Una settimana fa, l'inizio dello smantellamento del negozio con l'asportazione di tutto e relativa consegna del fondo commerciale in uno stato facilmente immaginabile se si pensa che gli arredi non erano mai stati smontati per oltre cento anni. Che cosa abbia spinto, sia pure legalmente, i tre affittuari a smantellare un pezzo di storia lucchese non è dato saperlo e non regge nemmeno, a nostro avviso, la giustificazione di voler conservare gli stessi arredi evitando che qualcun altro potesse danneggiarli. Avevano resistito un secolo, avrebbero potuto resistere ancora a lungo.

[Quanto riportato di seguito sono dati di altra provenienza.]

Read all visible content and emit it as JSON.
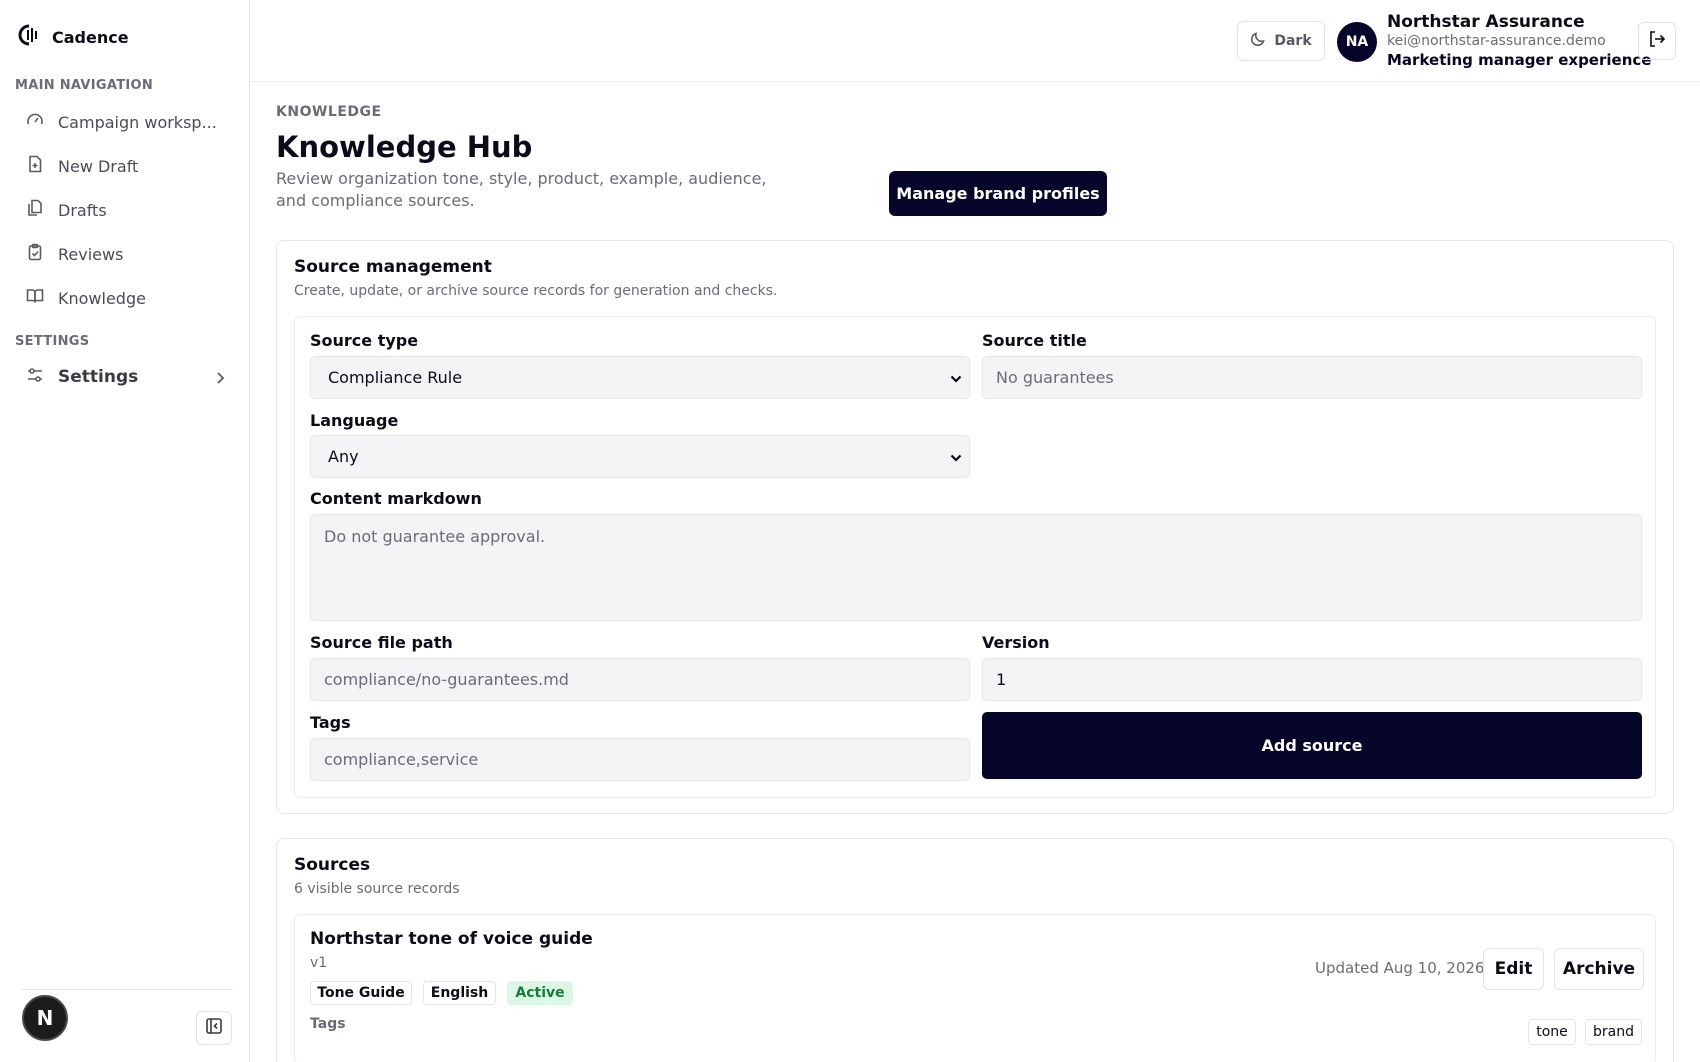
{
  "app": {
    "name": "Cadence"
  },
  "sidebar": {
    "main_section": "MAIN NAVIGATION",
    "items": [
      {
        "label": "Campaign worksp...",
        "icon": "gauge-icon"
      },
      {
        "label": "New Draft",
        "icon": "file-plus-icon"
      },
      {
        "label": "Drafts",
        "icon": "files-icon"
      },
      {
        "label": "Reviews",
        "icon": "clipboard-check-icon"
      },
      {
        "label": "Knowledge",
        "icon": "book-open-icon"
      }
    ],
    "settings_section": "SETTINGS",
    "settings_label": "Settings",
    "avatar_letter": "N"
  },
  "header": {
    "theme_toggle": "Dark",
    "user": {
      "initials": "NA",
      "name": "Northstar Assurance",
      "email": "kei@northstar-assurance.demo",
      "role": "Marketing manager experience"
    }
  },
  "page": {
    "eyebrow": "KNOWLEDGE",
    "title": "Knowledge Hub",
    "description": "Review organization tone, style, product, example, audience, and compliance sources.",
    "manage_button": "Manage brand profiles"
  },
  "source_management": {
    "title": "Source management",
    "subtitle": "Create, update, or archive source records for generation and checks.",
    "source_type_label": "Source type",
    "source_type_value": "Compliance Rule",
    "source_title_label": "Source title",
    "source_title_placeholder": "No guarantees",
    "language_label": "Language",
    "language_value": "Any",
    "content_label": "Content markdown",
    "content_placeholder": "Do not guarantee approval.",
    "file_path_label": "Source file path",
    "file_path_placeholder": "compliance/no-guarantees.md",
    "version_label": "Version",
    "version_value": "1",
    "tags_label": "Tags",
    "tags_placeholder": "compliance,service",
    "add_button": "Add source"
  },
  "sources": {
    "title": "Sources",
    "count_text": "6 visible source records",
    "items": [
      {
        "title": "Northstar tone of voice guide",
        "version": "v1",
        "type": "Tone Guide",
        "language": "English",
        "status": "Active",
        "updated": "Updated Aug 10, 2026",
        "edit_label": "Edit",
        "archive_label": "Archive",
        "tags_label": "Tags",
        "tags": [
          "tone",
          "brand"
        ]
      }
    ]
  },
  "colors": {
    "primary": "#06062a",
    "active_badge_bg": "#dcf7e3",
    "active_badge_text": "#157a3a"
  }
}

Angela Acordon, una volta ritrovato il fascicolo integro e integrale, avendo, quindi, a disposizione il necessario, ha avviato il procedimento di riconoscimento del vincolo storico-artistico sui mobili asportati. A questo punto vedremo che cosa diranno le due parti. L'ideale, per la città, sarebbe il ripristino della situazione originaria e a proposito, l'avvocato Sabrina Di Puccio non ha problemi ad ammettere che 'sì, penso che sia per me sia per mio zio, ma dovrei sentirlo, non ci sarebbero problemi a far tornare gli arredi. Io stessa, proprio ieri, parlando con Marco Toschi, ho suggerito che, magari, il prossimo affittuario potrebbe acquistare i mobili da loro e rimetterli dove sono sempre stati".
Indubbiamente la rimozione degli arredi antichi ha giovato, paradossalmente e sotto il profilo economico, agli eredi Di Puccio i quali hanno già affidato l'incarico a Casamica di Natale Mancini e Paola Granucci per affittare il fondo commerciale di via Fillungo anche vuoto: anzi, senza mobili di cui tener conto, anche una catena commerciale può entrare e arredare il locale come vuole senza doversi preoccupare del rispetto di eventuali vincoli.

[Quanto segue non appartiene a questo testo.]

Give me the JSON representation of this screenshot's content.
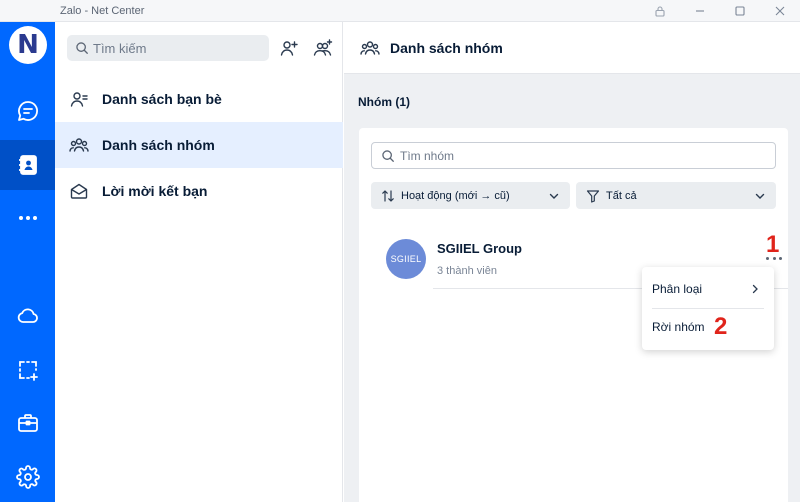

Quanto ai tre soci attualmente proprietari degli arredi, una volta posto il vincolo, non si capisce cosa potrebbero farci e guadagnarci a tenerli abbandonati da qualche parte.
Ecco perché si potrebbe profilare, da entrambe le parti, magari complice l'azione della soprintendenza e, magari, il risveglio del bell'addormentato nel bosco Alessandro Tambellini e del suo probabile successore come candidato Francesco Raspini, tra l'altro assessore al decoro urbano - ma quale?, quello di casa sua o di tutti i lucchesi? - un accordo in virtù del quale gli arredi verrebbero nuovamente posizionati dov'erano. Con il plauso e il ringraziamento di tutta la città di Lucca, troppo spesso attaccata solo al vil denaro e disposta a vendersi anche l'anima piuttosto che prendere posizione.
Riassunto per i 'non vedenti': sia la proprietà sia gli affittuari proprietari degli arredi non hanno niente da perdere né da guadagnare nel far sì che questi ultimi ritornino a far bella figura dove sono sempre stati. Quindi, un beau geste sarebbe gradito come testimonianza concreta di quell'attaccamento alle proprie radici che tutti dicono di avere, ma che nessuno, poi, dimostra di voler portare avanti. Noi ci auguriamo che sia l'avvocato Di Puccio sia l'avvocato Della Nina riescano a trovare una intesa.
Quanto alla soprintendente, chapeau!, altro che fili d'erba sul campo Balilla. Sarebbe molto bello poter inaugurare nuovamente il negozio ex Ristori con tanto di cerimonia officiata dal sindaco e dalla soprintendente: esempio, eventualmente, unico in tutta la penisola.